Сезанн не мог усидеть на месте. Он покидает Ла-Рош, оставив у Ренуара незавершенный холст, тщетно пытается снять номер в отеле недалеко от Медана, направляется обратно, ждет у моря погоды в Верноне. Едва вернувшись в Экс (один), он получает известие от Золя с предложением приехать в Медан. Он так и сделал, все еще раздумывая, как быть дальше. «Я хотел еще поработать, но был в сомнении: раз я должен ехать на юг, то лучше поехать скорее. С другой стороны, может быть, правильнее еще немного подождать. Я растерялся, может быть, я найду решение»{634}. Он провел у Золя несколько дней, начал еще одну картину, излил другу душу и наконец подался обратно в Экс. Туда, где остался «Медан. Замок и деревня», он больше не вернулся{635}.

Прошло четыре месяца. Глубоко опечаленный, Сезанн вновь поселился в Жа-де-Буффане. Любовь для него – серьезное дело, как отметил Стендаль, описывая меланхолический темперамент. Когда он хандрит, он медлит – так было и раньше. «Я получил твой адрес в прошлую субботу, – сообщал он Золя, – и должен был бы тут же тебе ответить, но меня отвлекли неприятности, которые сперва показались мне очень большими». Через пару дней он снова написал:

Я в полном одиночестве. Мне остается городской бордель, и больше ничего. Я откупаюсь деньгами, это грубо сказано, но мне необходим покой, а этим я его получу. ‹…›

Благодарю тебя и прошу меня извинить.

Я начал работать, но именно потому, что у меня почти нет неприятностей. Я хожу каждый день в Гардан и возвращаюсь вечером в Экс, в деревню. Все было бы хорошо, если бы только мое семейство было бы более равнодушным ко мне{636}.

Увлечение, каким бы оно ни было, сошло на нет. Пережив потрясение, Сезанн искал новые ориентиры в жизни. Слова Вергилия уже звучали в его голове. Он отлично знал, что в «Буколиках» и «Георгиках» есть грозные предупреждения относительно того, как далеко может завести слабое существо плотская страсть. Для Вергилия тема разрушительной страсти была как наваждение. Страсть, утверждал он, нужно изничтожать ради мирных и нравственных трудов и дней. Для Сезанна этот аргумент перекликался с осуждением безрассудной плотской страсти у Лукреция, еще одного классического собеседника, в поэме «О природе вещей» («De rerum natura») – название располагало. Сезанн видел в Лукреции родственную душу.

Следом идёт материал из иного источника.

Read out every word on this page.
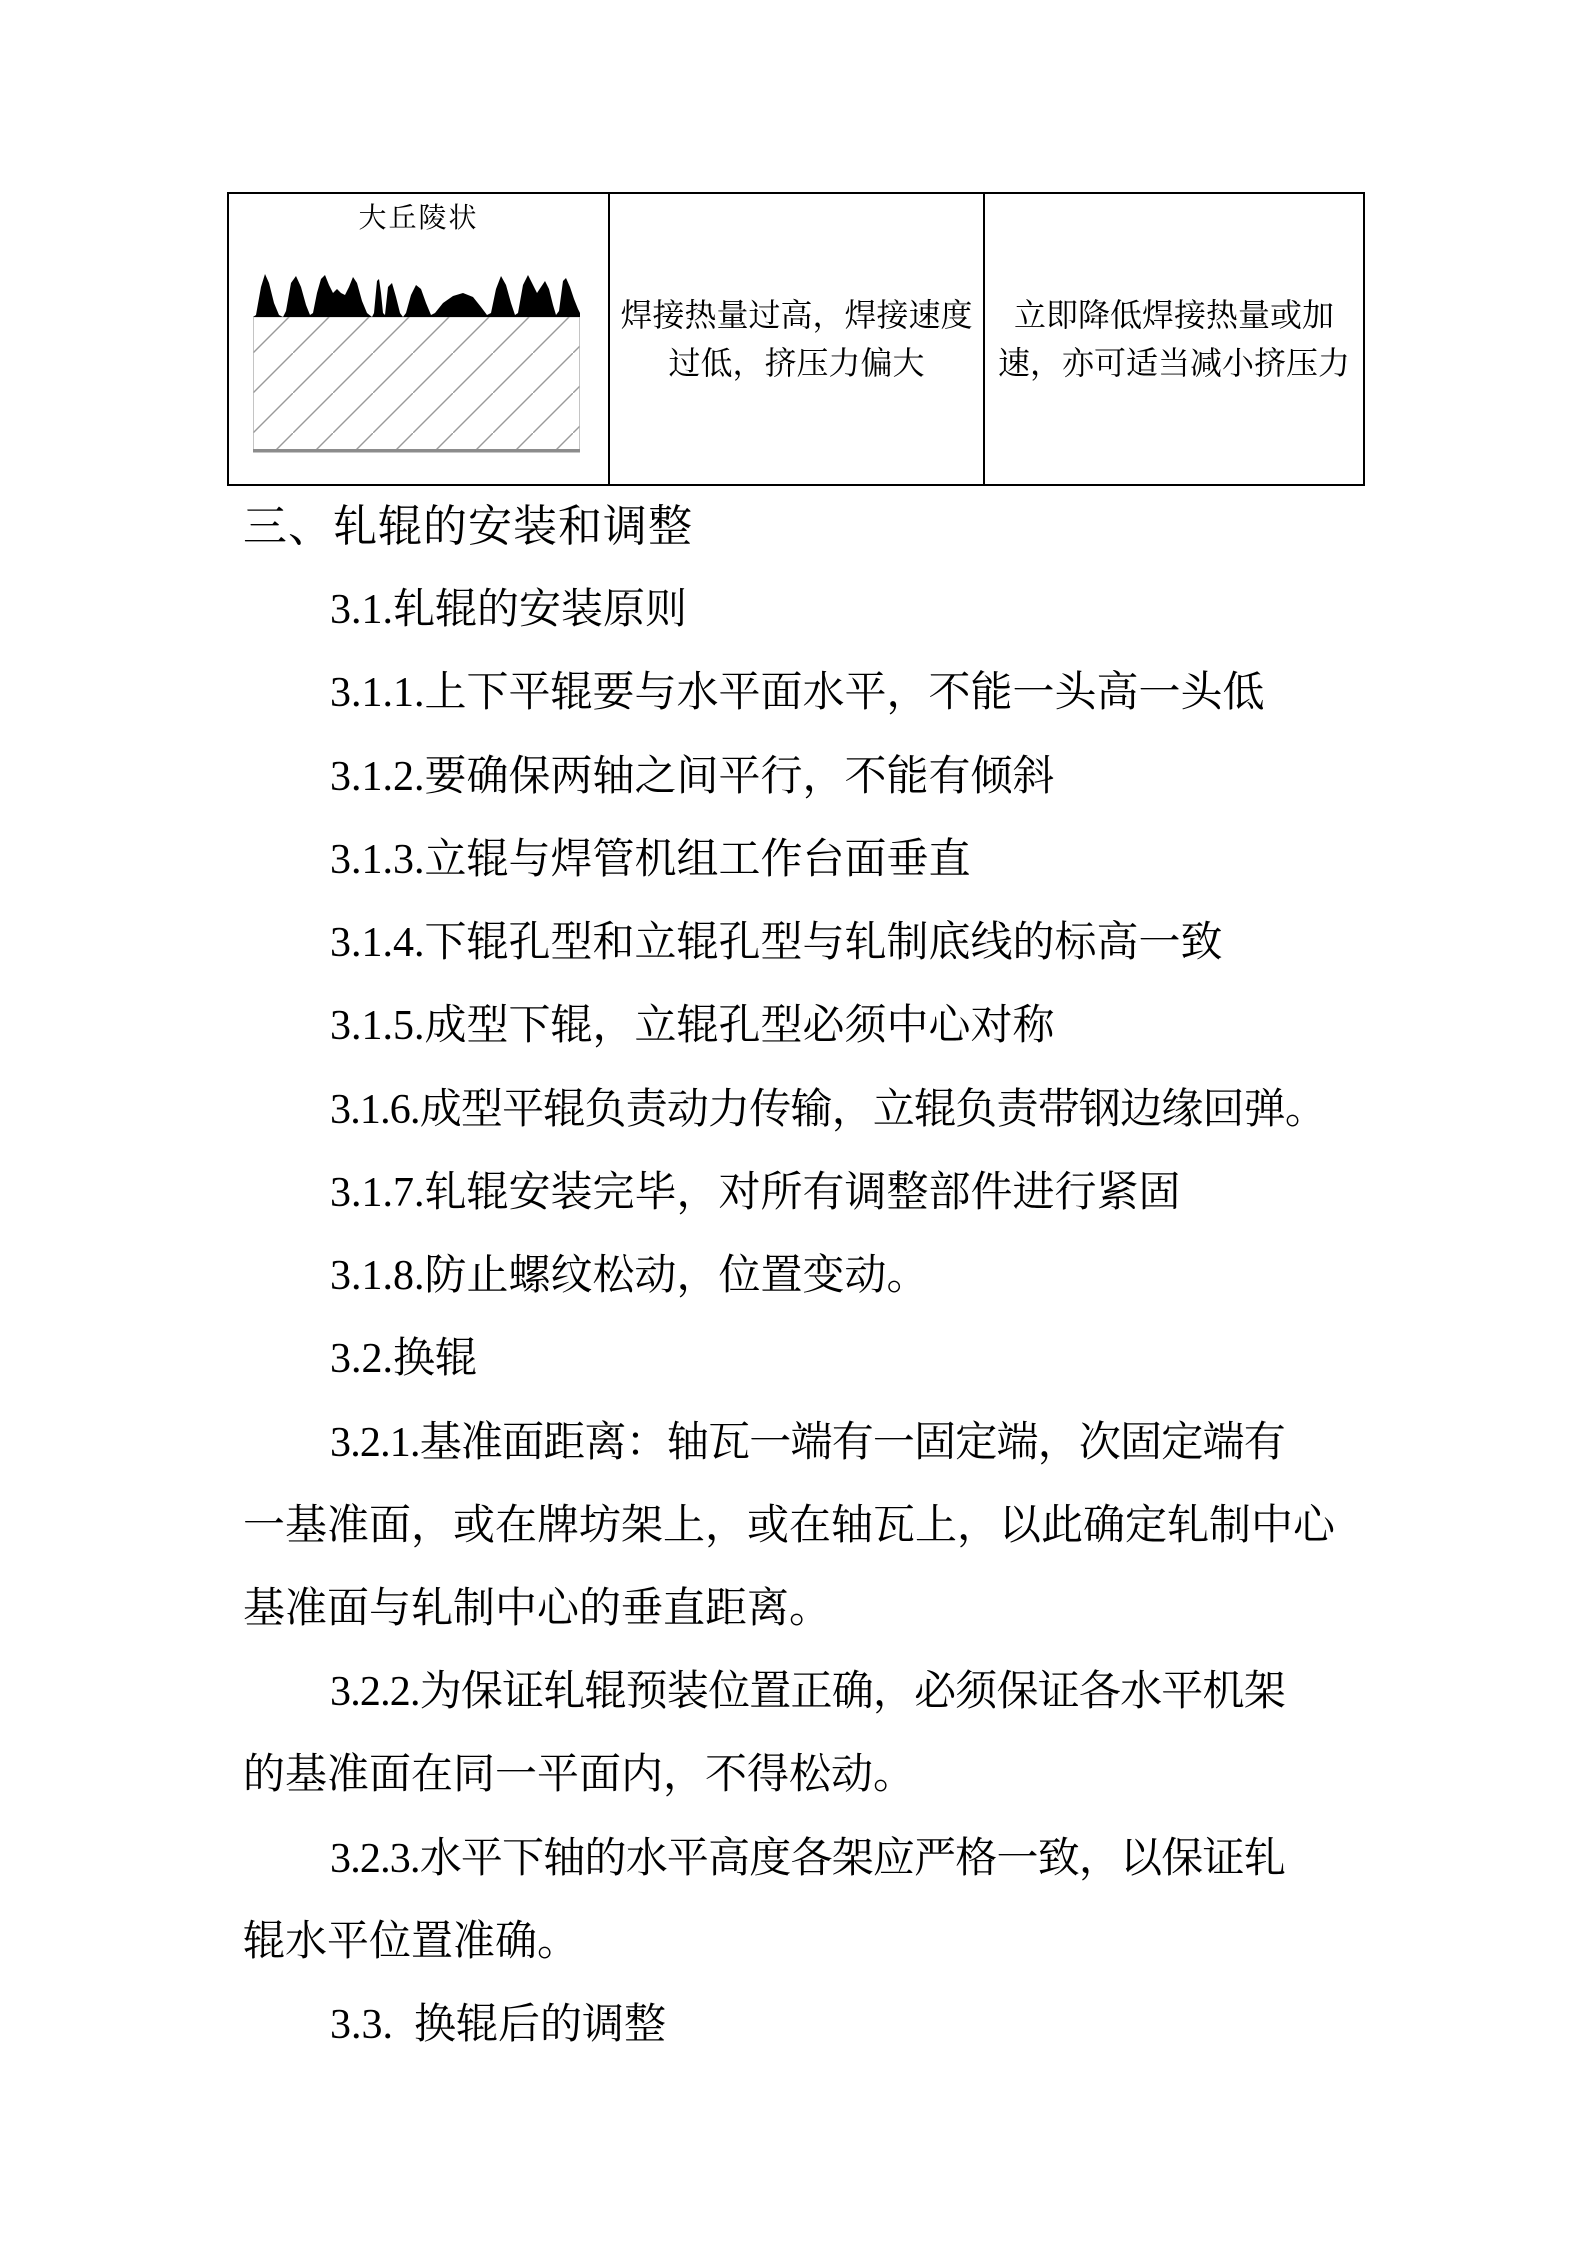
大丘陵状
焊接热量过高，焊接速度
过低，挤压力偏大
立即降低焊接热量或加
速，亦可适当减小挤压力
三、轧辊的安装和调整
3.1.轧辊的安装原则
3.1.1.上下平辊要与水平面水平，不能一头高一头低
3.1.2.要确保两轴之间平行，不能有倾斜
3.1.3.立辊与焊管机组工作台面垂直
3.1.4.下辊孔型和立辊孔型与轧制底线的标高一致
3.1.5.成型下辊，立辊孔型必须中心对称
3.1.6.成型平辊负责动力传输，立辊负责带钢边缘回弹。
3.1.7.轧辊安装完毕，对所有调整部件进行紧固
3.1.8.防止螺纹松动，位置变动。
3.2.换辊
3.2.1.基准面距离：轴瓦一端有一固定端，次固定端有
一基准面，或在牌坊架上，或在轴瓦上，以此确定轧制中心
基准面与轧制中心的垂直距离。
3.2.2.为保证轧辊预装位置正确，必须保证各水平机架
的基准面在同一平面内，不得松动。
3.2.3.水平下轴的水平高度各架应严格一致，以保证轧
辊水平位置准确。
3.3.  换辊后的调整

Стряпчий тяжбы ведет, составляет условия сделок,

Военачальник идет на войну и в сраженья вступает,

Кормчий в вечной борьбе пребывает с морскими ветрами,

Я – продолжаю свой труд и вещей неуклонно природу,

Кажется мне, я ищу и родным языком излагаю.

Этот проповедник этики и атомистического материализма углублялся также в познание ощущений, не говоря о плотской близости, космологии, метеорологии и геологии. Лукреций был кладезем мудрости. «Лучше держаться настороже… и не быть обольщенным»{637}, – говорит он. Признание, сделанное Сезанном в письме Золя («я откупаюсь деньгами»), – одновременно парафраз и следование идее философской поэмы:

Ибо хоть та далеко, кого любишь, – всегда пред тобою

Призрак ее, и в ушах звучит ее сладкое имя.

Но убегать надо нам этих призраков, искореняя

Все, что питает любовь, и свой ум направлять на другое,

Влаги запас извергать накопившийся в тело любое,

А не хранить для любви единственной, нас охватившей,

Тем обрекая себя на заботу и верную муку.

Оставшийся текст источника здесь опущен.